What was the immediate impact of the 1999 earthquake?
There was a series of rivers crossing the Chelungpu fault, which when it ruptured pushed up one side of the fault over another creating sharp drops. Instantly, in a matter of seconds to minutes, the earthquake created a set of brand-new waterfalls, some of which were up to six meters high.
When the water plunges over like that, it will carve out the rock beneath. In Taiwan, the rivers are powerful because they are fed by typhoons. Also, the rocks are relatively soft and so the erosion at the base of the waterfall is phenomenal. As the base erodes, the waterfall essentially moves back. So today, 10 years later, the waterfalls have moved upstream as much as a mile or so.
Researchers expected the formation of waterfalls, but were there any surprises in this study?
When Brian looked far upstream of the fault, he noticed that many of the segments of the rivers were absolutely choked in sand and gravel with no bedrock in sight. What we think is happening here is the earthquake essentially shook
loose a lot of sediment on the hill slopes. The earthquake was accompanied by thousands and thousands of landslides.
So it looks like the big earthquake of 1999 had a dual role. Where the rivers were sitting just upstream of the fault, it created a waterfall that turned the river on high speed, it just sliced like a buzz saw. But further upstream the river was just cloaked with dirt that had been shaken loose on the hillsides. The dirt basically shields the channel bedrock from erosion, and will continue to do so until it is washed away again.
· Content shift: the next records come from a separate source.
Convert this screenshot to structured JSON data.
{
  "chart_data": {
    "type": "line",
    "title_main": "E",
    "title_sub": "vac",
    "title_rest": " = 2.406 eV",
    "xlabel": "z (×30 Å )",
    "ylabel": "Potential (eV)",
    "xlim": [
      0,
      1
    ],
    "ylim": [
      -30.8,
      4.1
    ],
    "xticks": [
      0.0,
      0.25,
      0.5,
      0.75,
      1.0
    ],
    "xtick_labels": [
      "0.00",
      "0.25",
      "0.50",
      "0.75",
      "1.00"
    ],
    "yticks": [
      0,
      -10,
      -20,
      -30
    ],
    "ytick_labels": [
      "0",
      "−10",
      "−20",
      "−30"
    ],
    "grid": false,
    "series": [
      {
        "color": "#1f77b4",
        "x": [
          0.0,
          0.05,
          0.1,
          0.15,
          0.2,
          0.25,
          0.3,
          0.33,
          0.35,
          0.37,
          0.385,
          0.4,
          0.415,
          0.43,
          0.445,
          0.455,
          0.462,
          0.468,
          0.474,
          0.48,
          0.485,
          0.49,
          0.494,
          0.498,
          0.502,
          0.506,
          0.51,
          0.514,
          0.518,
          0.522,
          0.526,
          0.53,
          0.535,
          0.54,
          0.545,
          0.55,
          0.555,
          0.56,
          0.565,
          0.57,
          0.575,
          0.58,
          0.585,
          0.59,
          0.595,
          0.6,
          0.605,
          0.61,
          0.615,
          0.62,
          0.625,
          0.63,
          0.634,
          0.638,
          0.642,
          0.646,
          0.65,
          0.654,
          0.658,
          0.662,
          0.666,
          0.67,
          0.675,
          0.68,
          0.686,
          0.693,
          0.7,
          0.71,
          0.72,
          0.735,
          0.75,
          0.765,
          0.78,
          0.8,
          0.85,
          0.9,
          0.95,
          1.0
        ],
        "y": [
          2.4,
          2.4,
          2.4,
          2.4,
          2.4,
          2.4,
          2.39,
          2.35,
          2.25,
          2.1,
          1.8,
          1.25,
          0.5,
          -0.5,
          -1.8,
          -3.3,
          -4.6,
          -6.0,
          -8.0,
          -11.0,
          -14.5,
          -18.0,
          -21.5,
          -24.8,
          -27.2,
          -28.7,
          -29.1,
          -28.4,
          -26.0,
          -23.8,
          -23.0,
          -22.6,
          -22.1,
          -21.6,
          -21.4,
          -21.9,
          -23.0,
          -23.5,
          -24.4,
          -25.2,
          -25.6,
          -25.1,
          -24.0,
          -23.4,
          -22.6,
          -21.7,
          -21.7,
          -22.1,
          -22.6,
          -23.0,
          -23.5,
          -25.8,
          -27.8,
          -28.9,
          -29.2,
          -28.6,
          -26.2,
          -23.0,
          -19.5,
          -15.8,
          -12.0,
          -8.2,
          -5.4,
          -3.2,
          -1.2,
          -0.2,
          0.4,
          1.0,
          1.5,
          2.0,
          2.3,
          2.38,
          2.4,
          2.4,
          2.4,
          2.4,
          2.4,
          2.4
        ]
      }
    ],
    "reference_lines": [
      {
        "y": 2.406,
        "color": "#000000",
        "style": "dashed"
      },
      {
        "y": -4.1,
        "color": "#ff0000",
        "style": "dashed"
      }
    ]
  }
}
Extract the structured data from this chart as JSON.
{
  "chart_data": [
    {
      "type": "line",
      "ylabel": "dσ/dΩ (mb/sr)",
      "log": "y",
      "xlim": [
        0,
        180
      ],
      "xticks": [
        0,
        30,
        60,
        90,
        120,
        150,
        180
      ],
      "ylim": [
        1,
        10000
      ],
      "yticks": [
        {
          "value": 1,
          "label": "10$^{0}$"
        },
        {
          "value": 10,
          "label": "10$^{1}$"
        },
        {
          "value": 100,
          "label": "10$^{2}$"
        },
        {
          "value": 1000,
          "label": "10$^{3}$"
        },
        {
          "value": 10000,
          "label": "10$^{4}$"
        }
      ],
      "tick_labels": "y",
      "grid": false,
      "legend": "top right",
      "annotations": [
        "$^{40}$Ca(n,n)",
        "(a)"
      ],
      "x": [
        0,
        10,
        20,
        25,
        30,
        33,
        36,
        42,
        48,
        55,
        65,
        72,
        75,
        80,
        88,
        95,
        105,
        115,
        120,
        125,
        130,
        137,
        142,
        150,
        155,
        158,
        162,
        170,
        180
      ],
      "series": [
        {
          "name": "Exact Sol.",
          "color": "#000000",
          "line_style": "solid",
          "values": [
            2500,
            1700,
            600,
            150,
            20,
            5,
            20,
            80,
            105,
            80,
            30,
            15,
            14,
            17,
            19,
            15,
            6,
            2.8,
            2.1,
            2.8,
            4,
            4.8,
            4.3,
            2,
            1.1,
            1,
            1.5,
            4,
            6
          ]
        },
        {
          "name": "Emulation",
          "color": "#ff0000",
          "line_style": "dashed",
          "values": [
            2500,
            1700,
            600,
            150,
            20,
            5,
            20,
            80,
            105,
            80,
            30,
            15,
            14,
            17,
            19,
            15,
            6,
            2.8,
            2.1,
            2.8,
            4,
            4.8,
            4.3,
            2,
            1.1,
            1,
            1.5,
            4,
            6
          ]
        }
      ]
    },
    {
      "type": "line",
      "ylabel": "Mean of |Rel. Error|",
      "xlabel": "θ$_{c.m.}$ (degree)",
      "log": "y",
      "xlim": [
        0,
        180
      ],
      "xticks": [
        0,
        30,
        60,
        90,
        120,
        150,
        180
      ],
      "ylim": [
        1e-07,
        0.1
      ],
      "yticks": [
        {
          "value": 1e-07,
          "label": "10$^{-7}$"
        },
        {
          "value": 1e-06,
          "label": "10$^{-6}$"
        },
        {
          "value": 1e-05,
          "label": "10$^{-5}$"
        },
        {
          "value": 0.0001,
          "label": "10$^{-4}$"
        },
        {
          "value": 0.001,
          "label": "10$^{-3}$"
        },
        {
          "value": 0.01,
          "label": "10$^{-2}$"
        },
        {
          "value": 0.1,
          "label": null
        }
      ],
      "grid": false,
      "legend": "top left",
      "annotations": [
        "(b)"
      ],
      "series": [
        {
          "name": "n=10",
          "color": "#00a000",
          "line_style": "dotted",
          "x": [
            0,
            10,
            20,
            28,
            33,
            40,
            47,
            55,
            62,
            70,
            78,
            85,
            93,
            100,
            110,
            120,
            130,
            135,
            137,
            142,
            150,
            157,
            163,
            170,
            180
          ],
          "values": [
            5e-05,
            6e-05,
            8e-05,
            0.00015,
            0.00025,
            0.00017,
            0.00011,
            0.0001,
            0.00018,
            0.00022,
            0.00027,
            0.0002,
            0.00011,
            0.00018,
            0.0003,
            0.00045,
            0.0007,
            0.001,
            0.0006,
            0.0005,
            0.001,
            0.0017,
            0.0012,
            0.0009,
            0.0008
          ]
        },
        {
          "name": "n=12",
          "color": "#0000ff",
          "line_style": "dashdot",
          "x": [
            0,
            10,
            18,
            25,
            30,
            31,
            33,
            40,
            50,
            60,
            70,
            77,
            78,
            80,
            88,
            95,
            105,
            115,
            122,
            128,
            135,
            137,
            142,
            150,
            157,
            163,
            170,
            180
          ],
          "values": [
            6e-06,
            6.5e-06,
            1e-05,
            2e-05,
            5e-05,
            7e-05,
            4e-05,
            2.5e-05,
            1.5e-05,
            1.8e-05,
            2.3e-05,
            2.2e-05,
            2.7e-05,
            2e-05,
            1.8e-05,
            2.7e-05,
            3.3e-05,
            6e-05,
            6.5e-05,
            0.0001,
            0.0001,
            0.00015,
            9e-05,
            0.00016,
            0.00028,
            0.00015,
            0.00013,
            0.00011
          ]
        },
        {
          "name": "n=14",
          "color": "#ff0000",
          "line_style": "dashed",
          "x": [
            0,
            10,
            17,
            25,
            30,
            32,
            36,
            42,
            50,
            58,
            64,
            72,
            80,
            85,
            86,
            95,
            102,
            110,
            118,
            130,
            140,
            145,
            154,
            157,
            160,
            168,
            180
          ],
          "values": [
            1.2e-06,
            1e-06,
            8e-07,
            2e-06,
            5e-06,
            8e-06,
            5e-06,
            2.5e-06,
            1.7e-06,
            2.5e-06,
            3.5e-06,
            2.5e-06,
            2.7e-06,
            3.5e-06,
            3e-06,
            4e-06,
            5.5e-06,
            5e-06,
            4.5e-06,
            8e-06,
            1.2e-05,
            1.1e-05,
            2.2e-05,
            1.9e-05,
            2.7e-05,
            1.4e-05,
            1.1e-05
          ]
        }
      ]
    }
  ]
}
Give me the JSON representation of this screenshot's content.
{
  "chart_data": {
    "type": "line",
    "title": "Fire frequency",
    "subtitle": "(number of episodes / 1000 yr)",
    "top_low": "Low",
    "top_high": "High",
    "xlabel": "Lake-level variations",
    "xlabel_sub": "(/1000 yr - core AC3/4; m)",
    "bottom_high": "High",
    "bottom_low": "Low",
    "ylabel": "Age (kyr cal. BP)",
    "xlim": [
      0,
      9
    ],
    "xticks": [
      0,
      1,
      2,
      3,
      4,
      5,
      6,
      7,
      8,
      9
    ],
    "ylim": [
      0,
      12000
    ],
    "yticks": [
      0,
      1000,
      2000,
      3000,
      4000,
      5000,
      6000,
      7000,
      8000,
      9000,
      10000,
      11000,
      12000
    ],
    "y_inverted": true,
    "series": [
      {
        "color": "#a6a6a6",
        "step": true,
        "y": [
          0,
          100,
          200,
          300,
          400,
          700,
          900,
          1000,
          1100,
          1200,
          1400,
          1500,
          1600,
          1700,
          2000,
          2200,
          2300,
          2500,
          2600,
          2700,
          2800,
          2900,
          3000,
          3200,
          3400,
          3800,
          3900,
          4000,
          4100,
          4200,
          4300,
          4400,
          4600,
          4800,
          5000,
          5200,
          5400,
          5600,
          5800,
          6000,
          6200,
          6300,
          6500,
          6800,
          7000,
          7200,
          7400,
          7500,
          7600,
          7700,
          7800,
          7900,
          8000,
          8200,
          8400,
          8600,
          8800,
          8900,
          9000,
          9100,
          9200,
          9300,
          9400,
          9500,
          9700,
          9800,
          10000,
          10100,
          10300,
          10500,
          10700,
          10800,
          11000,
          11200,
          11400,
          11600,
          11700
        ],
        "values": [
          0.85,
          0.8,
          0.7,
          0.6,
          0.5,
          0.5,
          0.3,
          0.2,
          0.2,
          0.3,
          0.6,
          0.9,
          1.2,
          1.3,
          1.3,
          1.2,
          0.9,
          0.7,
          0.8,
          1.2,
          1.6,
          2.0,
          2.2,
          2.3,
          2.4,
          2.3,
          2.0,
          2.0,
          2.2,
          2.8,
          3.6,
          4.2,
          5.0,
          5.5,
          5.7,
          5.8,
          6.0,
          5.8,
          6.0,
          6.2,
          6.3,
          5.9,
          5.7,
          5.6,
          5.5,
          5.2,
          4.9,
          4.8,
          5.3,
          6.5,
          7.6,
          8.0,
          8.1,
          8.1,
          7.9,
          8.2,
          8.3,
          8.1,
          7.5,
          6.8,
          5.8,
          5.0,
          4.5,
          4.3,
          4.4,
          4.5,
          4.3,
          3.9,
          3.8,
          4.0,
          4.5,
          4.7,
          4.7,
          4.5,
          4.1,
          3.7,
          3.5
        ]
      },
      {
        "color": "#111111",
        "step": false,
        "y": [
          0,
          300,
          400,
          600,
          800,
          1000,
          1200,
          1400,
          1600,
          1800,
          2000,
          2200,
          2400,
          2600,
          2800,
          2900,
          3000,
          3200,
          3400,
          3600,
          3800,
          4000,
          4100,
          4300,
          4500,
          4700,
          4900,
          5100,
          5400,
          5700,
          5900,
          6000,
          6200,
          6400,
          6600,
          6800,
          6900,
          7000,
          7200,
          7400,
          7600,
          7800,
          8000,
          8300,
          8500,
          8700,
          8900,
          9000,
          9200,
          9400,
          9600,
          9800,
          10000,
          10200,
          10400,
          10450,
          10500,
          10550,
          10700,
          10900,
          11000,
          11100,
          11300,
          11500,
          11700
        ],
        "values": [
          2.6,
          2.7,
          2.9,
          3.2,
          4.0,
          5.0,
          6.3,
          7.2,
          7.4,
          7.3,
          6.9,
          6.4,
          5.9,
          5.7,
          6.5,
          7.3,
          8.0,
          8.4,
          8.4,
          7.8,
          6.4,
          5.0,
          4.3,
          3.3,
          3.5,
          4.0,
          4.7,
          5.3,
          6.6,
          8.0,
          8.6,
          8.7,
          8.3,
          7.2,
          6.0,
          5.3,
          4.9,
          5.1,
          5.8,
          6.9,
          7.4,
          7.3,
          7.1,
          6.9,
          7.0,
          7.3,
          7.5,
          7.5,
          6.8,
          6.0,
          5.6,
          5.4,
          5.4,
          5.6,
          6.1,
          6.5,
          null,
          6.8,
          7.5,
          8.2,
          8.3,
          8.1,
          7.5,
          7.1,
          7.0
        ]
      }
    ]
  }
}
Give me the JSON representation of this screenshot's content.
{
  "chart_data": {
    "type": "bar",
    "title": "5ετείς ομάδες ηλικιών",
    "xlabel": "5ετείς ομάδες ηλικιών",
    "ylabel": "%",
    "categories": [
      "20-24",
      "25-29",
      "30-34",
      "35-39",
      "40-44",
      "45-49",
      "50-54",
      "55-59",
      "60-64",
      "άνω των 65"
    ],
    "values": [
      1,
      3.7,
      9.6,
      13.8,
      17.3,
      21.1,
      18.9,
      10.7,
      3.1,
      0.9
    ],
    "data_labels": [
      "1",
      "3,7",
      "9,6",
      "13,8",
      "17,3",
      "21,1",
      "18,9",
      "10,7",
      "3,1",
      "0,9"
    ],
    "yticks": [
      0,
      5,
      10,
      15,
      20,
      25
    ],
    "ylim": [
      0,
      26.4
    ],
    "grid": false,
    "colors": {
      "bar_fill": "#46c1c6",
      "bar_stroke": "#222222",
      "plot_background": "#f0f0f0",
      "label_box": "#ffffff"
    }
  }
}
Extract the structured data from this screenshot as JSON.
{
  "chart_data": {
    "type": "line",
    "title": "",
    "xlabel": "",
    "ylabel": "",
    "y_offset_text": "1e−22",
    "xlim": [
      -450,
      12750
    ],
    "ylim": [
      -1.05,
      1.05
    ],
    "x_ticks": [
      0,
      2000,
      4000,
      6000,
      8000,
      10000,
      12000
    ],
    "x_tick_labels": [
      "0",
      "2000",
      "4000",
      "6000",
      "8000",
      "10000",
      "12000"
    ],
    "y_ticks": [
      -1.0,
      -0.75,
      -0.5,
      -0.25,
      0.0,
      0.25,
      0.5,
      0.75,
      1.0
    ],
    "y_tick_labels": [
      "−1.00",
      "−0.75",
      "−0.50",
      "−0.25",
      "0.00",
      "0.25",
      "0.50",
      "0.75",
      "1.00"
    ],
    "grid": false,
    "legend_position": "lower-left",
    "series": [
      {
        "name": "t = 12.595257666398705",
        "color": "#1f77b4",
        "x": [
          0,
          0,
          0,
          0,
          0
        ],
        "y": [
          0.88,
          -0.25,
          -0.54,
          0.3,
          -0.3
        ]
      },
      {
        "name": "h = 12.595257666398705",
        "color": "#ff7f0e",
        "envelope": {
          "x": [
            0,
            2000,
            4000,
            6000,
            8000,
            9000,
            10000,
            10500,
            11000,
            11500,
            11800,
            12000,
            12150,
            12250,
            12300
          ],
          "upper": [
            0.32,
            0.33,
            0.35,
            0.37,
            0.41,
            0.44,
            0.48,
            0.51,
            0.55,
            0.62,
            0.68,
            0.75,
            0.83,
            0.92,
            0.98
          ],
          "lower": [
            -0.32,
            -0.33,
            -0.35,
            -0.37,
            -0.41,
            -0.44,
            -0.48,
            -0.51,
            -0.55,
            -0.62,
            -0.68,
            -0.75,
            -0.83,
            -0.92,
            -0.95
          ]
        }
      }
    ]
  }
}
Brian Yanites' calculation suggests that this could take up to hundreds of years in some places.
Why is it important to understand this?
There are issues of preparedness in seismically active areas. The levels of erosion in places like Taiwan are so fast that they can have a very real effect on communities and infrastructure. For example, in Taiwan there was a hydrodam not far upstream from one of the fault structures. When that waterfall started retreating it posed a threat to that dam.
It is imperative as a community that we develop the tools to at least estimate, if not to forecast, what might happen in response to any kind of management action. What is going to happen to something complicated like a river system if you build a dam, if you cut down the trees, if you change the hydrology? That is why we need to be able to understand the physics of landscape processes, and to understand the physics we need to find natural experiments like Taiwan and use them to refine our models.